Congressman honored for legislation to lower Americans' drug and healthcare costs and to preserve access to trusted pharmacies

U.S. Rep. Buddy Carter (R-GA), pictured at center, receives the NACDS Congressional Leadership Award from NACDS President and CEO Steven C. Anderson (left) and NACDS Chair Rick Gates, chief pharmacy officer of Walgreens (right).

ARLINGTON, VA — The National Association of Chain Drug Stores (NACDS) last week presented the NACDS Congressional Leadership Award to U.S. Rep. Buddy Carter (R-GA) for his central, persistent, and effective leadership in advancing pharmacy benefit manager (PBM) reform—work that helped deliver the most extensive federal actions to rein in PBM tactics that can harm Americans and the pharmacies that serve them.

NACDS presented the award on March 3 during NACDS RxIMPACT Day on Capitol Hill, the Association’s grassroots advocacy fly-in that brings pharmacy advocates to Washington for direct engagement with Congress and the Administration.

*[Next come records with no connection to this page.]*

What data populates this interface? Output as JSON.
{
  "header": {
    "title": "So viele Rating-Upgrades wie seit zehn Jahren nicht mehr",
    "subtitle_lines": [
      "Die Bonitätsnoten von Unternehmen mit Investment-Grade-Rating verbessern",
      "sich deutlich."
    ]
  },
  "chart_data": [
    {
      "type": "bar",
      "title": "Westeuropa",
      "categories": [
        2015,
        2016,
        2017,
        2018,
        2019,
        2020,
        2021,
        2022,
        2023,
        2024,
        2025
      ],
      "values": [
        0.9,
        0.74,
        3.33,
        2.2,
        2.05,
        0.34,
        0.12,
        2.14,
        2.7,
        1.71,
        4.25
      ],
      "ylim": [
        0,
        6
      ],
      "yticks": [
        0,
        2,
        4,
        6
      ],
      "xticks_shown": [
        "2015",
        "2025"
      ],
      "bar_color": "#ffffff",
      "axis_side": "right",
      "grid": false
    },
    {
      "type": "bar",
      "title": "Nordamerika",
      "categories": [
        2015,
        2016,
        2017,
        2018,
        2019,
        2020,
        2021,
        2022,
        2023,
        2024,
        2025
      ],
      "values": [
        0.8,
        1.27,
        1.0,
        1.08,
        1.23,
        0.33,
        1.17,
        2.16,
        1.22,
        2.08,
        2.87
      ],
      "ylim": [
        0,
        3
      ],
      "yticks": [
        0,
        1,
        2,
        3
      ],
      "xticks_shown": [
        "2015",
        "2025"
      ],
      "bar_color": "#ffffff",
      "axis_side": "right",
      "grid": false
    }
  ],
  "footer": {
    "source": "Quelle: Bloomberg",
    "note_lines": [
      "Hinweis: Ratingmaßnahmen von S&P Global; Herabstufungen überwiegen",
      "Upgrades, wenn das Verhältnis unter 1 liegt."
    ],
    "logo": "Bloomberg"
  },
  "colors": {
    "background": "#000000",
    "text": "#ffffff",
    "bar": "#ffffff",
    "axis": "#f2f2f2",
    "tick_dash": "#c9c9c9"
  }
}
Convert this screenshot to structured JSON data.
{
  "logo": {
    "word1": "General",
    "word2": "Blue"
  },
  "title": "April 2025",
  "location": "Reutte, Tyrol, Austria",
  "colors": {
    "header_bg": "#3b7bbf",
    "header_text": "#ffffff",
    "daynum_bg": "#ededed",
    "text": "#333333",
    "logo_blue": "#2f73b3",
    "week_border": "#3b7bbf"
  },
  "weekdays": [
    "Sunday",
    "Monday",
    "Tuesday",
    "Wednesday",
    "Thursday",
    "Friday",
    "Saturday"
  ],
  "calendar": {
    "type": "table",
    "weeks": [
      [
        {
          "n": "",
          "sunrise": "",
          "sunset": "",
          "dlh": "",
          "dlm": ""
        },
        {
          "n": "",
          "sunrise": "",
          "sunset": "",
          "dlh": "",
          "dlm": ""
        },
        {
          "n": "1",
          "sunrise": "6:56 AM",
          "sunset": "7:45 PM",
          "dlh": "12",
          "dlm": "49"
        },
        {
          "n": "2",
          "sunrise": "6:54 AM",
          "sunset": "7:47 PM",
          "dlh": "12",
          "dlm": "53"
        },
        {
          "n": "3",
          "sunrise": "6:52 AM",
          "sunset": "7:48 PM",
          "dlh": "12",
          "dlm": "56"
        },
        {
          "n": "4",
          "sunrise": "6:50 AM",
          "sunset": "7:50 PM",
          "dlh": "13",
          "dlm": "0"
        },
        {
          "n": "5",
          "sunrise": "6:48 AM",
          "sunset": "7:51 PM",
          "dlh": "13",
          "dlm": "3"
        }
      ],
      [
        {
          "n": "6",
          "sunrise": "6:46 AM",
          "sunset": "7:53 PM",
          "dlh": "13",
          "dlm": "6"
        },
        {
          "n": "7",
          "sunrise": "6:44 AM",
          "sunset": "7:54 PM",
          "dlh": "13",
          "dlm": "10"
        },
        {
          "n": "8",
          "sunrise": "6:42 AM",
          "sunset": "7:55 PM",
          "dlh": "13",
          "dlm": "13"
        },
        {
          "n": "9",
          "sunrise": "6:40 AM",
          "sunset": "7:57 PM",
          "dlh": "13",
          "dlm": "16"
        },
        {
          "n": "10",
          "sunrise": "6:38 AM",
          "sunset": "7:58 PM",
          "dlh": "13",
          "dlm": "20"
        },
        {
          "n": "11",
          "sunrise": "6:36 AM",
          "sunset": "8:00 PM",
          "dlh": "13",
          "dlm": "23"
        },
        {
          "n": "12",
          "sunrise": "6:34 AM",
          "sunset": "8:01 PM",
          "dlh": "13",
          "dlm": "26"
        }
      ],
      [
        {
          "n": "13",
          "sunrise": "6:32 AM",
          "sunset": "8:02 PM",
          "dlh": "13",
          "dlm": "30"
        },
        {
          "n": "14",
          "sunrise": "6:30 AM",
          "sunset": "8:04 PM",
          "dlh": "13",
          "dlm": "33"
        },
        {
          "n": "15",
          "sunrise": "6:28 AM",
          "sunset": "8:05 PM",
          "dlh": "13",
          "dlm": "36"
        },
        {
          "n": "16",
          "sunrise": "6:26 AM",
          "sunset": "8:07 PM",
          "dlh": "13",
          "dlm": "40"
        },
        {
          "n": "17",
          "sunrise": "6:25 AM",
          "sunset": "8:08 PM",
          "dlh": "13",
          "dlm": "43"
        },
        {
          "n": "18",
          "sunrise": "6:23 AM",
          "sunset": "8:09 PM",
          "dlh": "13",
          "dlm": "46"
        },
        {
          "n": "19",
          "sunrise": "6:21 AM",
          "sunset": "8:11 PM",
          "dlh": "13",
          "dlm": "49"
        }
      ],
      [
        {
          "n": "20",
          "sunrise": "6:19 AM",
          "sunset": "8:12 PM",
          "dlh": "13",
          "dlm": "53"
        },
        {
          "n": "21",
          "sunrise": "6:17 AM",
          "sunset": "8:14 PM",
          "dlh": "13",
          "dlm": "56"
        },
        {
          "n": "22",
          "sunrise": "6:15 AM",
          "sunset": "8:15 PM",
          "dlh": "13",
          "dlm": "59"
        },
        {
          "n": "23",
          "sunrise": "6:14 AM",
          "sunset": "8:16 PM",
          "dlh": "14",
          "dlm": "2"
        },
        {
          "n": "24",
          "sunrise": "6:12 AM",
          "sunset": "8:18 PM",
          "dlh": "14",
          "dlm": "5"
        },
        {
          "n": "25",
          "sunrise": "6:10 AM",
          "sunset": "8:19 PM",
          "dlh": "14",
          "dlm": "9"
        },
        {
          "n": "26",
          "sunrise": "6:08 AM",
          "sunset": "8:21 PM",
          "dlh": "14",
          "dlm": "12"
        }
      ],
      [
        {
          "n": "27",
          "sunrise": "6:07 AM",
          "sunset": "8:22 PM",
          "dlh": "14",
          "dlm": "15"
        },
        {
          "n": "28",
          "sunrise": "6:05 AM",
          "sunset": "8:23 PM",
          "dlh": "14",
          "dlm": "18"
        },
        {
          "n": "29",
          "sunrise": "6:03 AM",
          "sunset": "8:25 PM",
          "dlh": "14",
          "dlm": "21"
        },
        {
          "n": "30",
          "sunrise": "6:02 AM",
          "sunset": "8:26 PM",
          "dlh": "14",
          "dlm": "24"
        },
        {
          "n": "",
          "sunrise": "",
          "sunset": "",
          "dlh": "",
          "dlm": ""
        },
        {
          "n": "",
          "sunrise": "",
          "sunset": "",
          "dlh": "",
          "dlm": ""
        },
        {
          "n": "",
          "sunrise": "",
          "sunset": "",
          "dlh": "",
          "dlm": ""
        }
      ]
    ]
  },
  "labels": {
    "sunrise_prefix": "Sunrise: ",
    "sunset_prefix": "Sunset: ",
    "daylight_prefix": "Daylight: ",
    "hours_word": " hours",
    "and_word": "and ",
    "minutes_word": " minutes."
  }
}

“Last September, the NACDS Board of Directors came to Washington with a simple—but very serious—question: ‘Who will be the closer on PBM reform?’” said NACDS President and CEO Steven C. Anderson. “Who will refuse to accept ‘not now’ as an answer? Who will do everything in their power to get this done? Congressman Buddy Carter answered that question with leadership, persistence, and results.”

Anderson emphasized that Carter’s leadership helped to drive PBM reform forward in Congress at decisive moments.

“Congressman Carter didn’t just support this effort—he helped drive it,” Anderson said. “As one of two pharmacists in Congress, he gets these issues. He sounded the alarm on what patients and pharmacies were facing, led with legislation, and kept pushing for real reform. He showed up—again and again—wherever healthcare policy was being debated and shaped.”

Carter and the award presentation were enthusiastically received by the nearly 250 pharmacy advocates who engaged in the event, including representatives of NACDS member pharmacies, members of the NACDS Board of Directors, and student pharmacists from 60 colleges and schools of pharmacy.

Anderson continued, “Policy can be complicated. PBM practices can be deliberately hard to see. Over the years, we have had to explain the problem, define real reform, show the harm, and keep the pressure up. Leaders who can keep an issue moving in an environment where ‘yes’ is hard—and compromise is messy—make an enormous difference.”